Late Thursday night, just before the Finance Committee passed the Senate’s version of the tax bill slashing taxes on corporations and the rich, a remarkable moment unfolded that perfectly captured the GOP’s whole handling of the tax debate — in all its dishonesty, misdirection and bottomless bad faith.
Sherrod Brown, D-Ohio, engaged in extended sparring with committee chairman Orrin Hatch, R-Utah, over who would benefit from the Senate bill, with Brown insisting that it fundamentally represents a tax cut for the rich, and not the middle class. This drew an enraged response from Hatch, even though Brown’s argument was 100 percent correct.
Brown’s reference to an amendment offered by Senator Ron Wyden. D-Ore., at the beginning of his exchange with Hatch is crucial to what transpired. That amendment would undo the tax cuts on corporations if wages don’t grow. The Senate bill would cut the corporate tax rate from 35 percent to 20 percent — permanently — and one of President Donald Trump’s and the GOP’s chief stated rationales is that it will unleash massive wage growth. The amendment called the GOP’s bluff for messaging purposes.
And it worked. Indeed, Brown’s questioning of this Republican argument is exactly what ticked Hatch off. Brown claimed that “this tax cut for really is not for the middle class, it’s for the rich,” and that the GOP argument about tax cuts on corporations leading to “higher wages” is just a “good selling point.” Brown pointed out: “Companies don’t just give away higher wages just because they have more money. Corporations are sitting on a lot of money. They’re sitting on a lot of profits now. I don’t see wages going up. Just spare us the bank shots.”
All this made Hatch angry. “I come from the poor people,” Hatch said. “And I’ve been here working my whole stinkin’ career for people who don’t have a chance. And I really resent anybody saying that I’m just doing this for the rich. Give me a break. You guys overplay that all the time, and it gets old. And frankly, you outta quit it.” When Brown pushed back by suggesting that previous tax cuts for the rich haven’t produced the results Republicans are once again predicting, Hatch silenced him.

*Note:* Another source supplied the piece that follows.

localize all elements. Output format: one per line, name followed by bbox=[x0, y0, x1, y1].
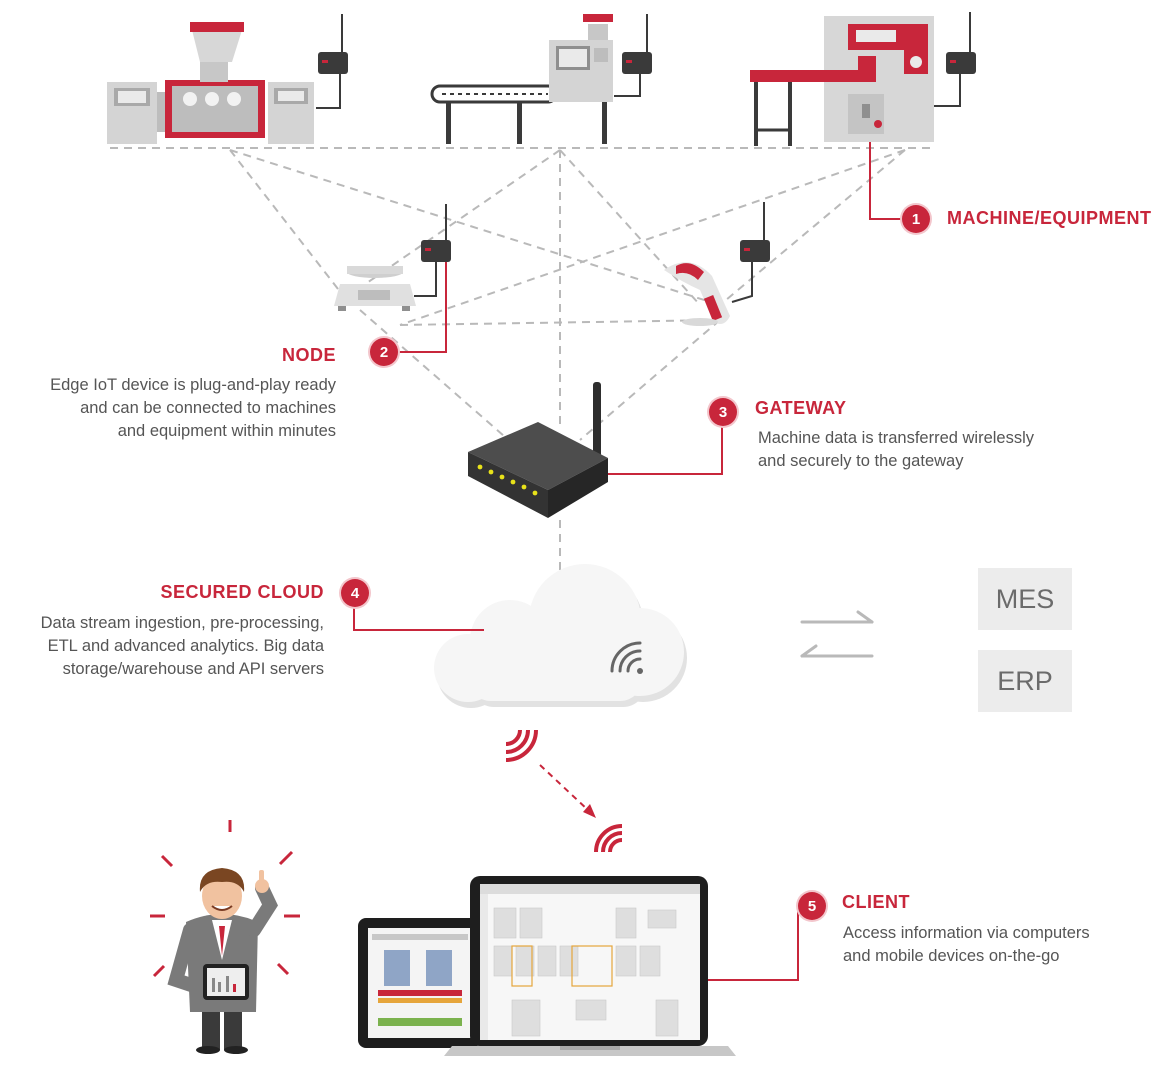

Now, Hatch was probably angered by the questioning of his motive — the idea that Republicans are disingenuously packaging a tax cut for the wealthy and corporations as a tax cut for the middle class. But, whatever is in Hatch’s heart, this is exactly what the Senate bill does. It frontloads the benefits for non-wealthy people by making its various tax preferences and its cuts to individual income tax rates temporary and subject to expiration, while making the corporate rate cuts permanent. It also ties tax brackets to an alternate inflation measure in a way that will result in out-year tax increases for everyone but the top one percent. The nonpartisan Joint Committee on Taxation has concluded that in 2027, most poor and working class people will see a tax hike, while upper-income earners (who benefit from corporate tax cuts) continue to pay less.

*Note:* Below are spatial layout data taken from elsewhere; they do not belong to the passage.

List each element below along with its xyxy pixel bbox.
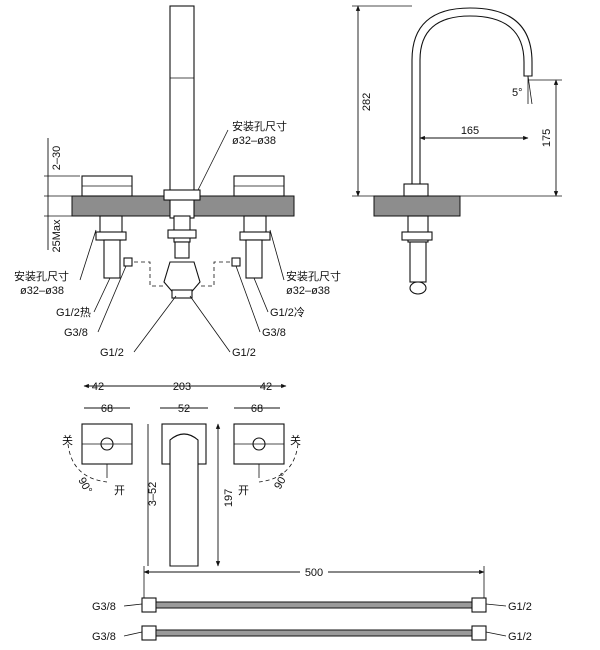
label-hose1-right: G1/2 — [508, 601, 532, 613]
label-tee-left: G1/2 — [100, 347, 124, 359]
label-outlet-left: G3/8 — [64, 327, 88, 339]
spout-column — [169, 5, 195, 219]
hoses: 500 G3/8 G1/2 G3/8 G1/2 — [92, 565, 532, 643]
left-handle-top — [67, 423, 133, 483]
label-left-rotation: 90° — [75, 476, 94, 496]
dim-angle: 5° — [512, 87, 523, 99]
label-mount-hole-right-dia: ø32–ø38 — [286, 285, 330, 297]
dim-spout-height: 175 — [541, 129, 553, 147]
label-hose2-left: G3/8 — [92, 631, 116, 643]
label-mount-hole-center-dia: ø32–ø38 — [232, 135, 276, 147]
dim-reach: 165 — [461, 125, 479, 137]
dim-total-height: 282 — [361, 93, 373, 111]
dim-handle-left: 68 — [101, 403, 113, 415]
dim-spout-length: 197 — [223, 489, 235, 507]
label-cold-inlet: G1/2冷 — [270, 306, 305, 319]
tee-fitting — [163, 241, 201, 299]
label-mount-hole-center: 安装孔尺寸 — [232, 119, 287, 133]
hose-1 — [141, 597, 487, 613]
label-hot-inlet: G1/2热 — [56, 306, 91, 319]
label-left-closed: 关 — [62, 433, 73, 447]
dim-spout-thickness: 3–52 — [147, 482, 159, 506]
dim-span-right: 42 — [260, 381, 272, 393]
side-view: 282 165 175 5° — [352, 5, 562, 295]
dim-handle-right: 68 — [251, 403, 263, 415]
label-hose1-left: G3/8 — [92, 601, 116, 613]
top-view: 42 203 42 68 52 68 关 90° 开 3–52 197 — [62, 381, 301, 567]
front-view: 2–30 25Max 安装孔尺寸 ø32–ø38 安装孔尺寸 ø32–ø38 安… — [14, 5, 341, 359]
label-mount-hole-left: 安装孔尺寸 — [14, 269, 69, 283]
label-right-open: 开 — [238, 485, 249, 497]
dim-deck-thickness: 25Max — [51, 219, 63, 253]
label-right-closed: 关 — [290, 433, 301, 447]
label-right-rotation: 90° — [272, 471, 291, 491]
dim-spout-width: 52 — [178, 403, 190, 415]
spout-top — [161, 423, 207, 567]
label-hose2-right: G1/2 — [508, 631, 532, 643]
label-tee-right: G1/2 — [232, 347, 256, 359]
label-mount-hole-right: 安装孔尺寸 — [286, 269, 341, 283]
dim-height-range: 2–30 — [51, 146, 63, 170]
right-handle — [231, 175, 285, 279]
dim-hose-length: 500 — [305, 567, 323, 579]
label-outlet-right: G3/8 — [262, 327, 286, 339]
dim-span-center: 203 — [173, 381, 191, 393]
right-handle-top — [233, 423, 299, 483]
hose-2 — [141, 625, 487, 641]
dim-span-left: 42 — [92, 381, 104, 393]
left-handle — [81, 175, 133, 279]
spout-base — [163, 189, 201, 201]
label-left-open: 开 — [114, 485, 125, 497]
label-mount-hole-left-dia: ø32–ø38 — [20, 285, 64, 297]
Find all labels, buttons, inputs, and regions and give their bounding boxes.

Hatch, like other Republicans, claims to have “no intention” of raising taxes on lower-income people, meaning Congress will renew their tax cuts later. The suggestion otherwise got Hatch angry. But there is zero guarantee this will happen, and indeed, this claim actually ratifies the objections of Brown and Democrats.
It reveals in a backdoor way that the whole reason for making all these provisions temporary is to pay for permanent tax cuts on corporations, which is necessary to comply with the procedural need to avoid raising the deficit later. Indeed, the bill’s repeal of the individual mandate is also designed to cut health spending on less fortunate people precisely to fund those corporate tax cuts — which shows, as Brian Beutler points out on Crooked.com, that this bill partly represents another version of the massively regressive Obamacare repeal efforts that have already been defeated, in a new packaging of grift.
As it happens, there is good reason to doubt Hatch’s motives — or, at least, those of the GOP more broadly. Multiple Republicans have admitted on the record that if Republicans don’t pass these tax cuts, their donors will stop giving them money. If Republicans wanted to cut taxes for the middle class, they could cut taxes for the middle class, and remain within deficit and procedural constraints by limiting the bill’s massive giveaway to their corporate donors, which would not necessitate hiking middle class taxes later. Yet Republicans aren’t doing that.
Hatch claimed that pointing this out “gets old.” But this week’s Quinnipiac poll finds that Americans say by 59-33 that the GOP plan favors the rich at the expense of the middle class, which means they are on to the GOP game.
The bottom line is that Brown engaged with Hatch’s substantive case for the cuts, by insisting they aren’t going to produce the wage growth Republicans promise, which happens to be an argument supported by many economists. But Hatch angrily shut him down, anyway, with an outpouring of high dudgeon about his own background and a mighty swing of his little wooden gavel.